Senior Emma Linderman spent her birthday similarly—minus the cake hate. “My mom made a cake,” she said. “[It was] vanilla with chocolate icing.”

In some ways, family celebrations are a way of easing the disappointment of canceling normal birthday plans. It’s a gentle pat on the shoulder. “I am now 16 and was preparing for a larger-than-normal birthday thing,” Mackenroth said. “Normally, I don’t do too much, but I was hoping to amp it up this year. Then COVID came, and I was stuck at home. But I got over it.”

As families carouse in quarantine, friends of the birthday boys and girls look for ways to celebrate from afar. Most people go digital—Facebook messages, phone calls, and in one case, a surprise party on Zoom.

“I thought I was calling [my friend], but it turned out to be a Zoom link to a giant call with about 30 people and a completely edited video of combined birthday wishes,” junior Max Kahn said. “I almost—almost—cried.”

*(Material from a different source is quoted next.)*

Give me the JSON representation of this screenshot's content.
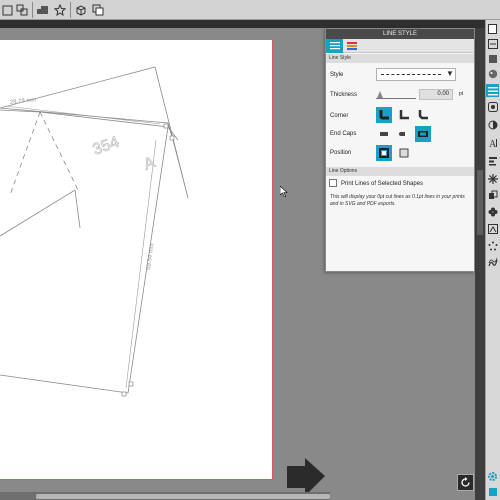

But as COVID-19 death tolls rise, some might feel that celebrating anything at all, even in 2D, is incongruous and even insensitive. Kahn disagrees.

“It's very important to still celebrate birthdays at this time,” he said. “Especially since it feels like we’re losing our normal lives, it’s important to retain any possible shred of normalcy to remind us [of] who we are and that there are still these bright moments even though we’re in a dark tunnel right now.”

So take out the party poppers. Give them a good blow. Just don’t share.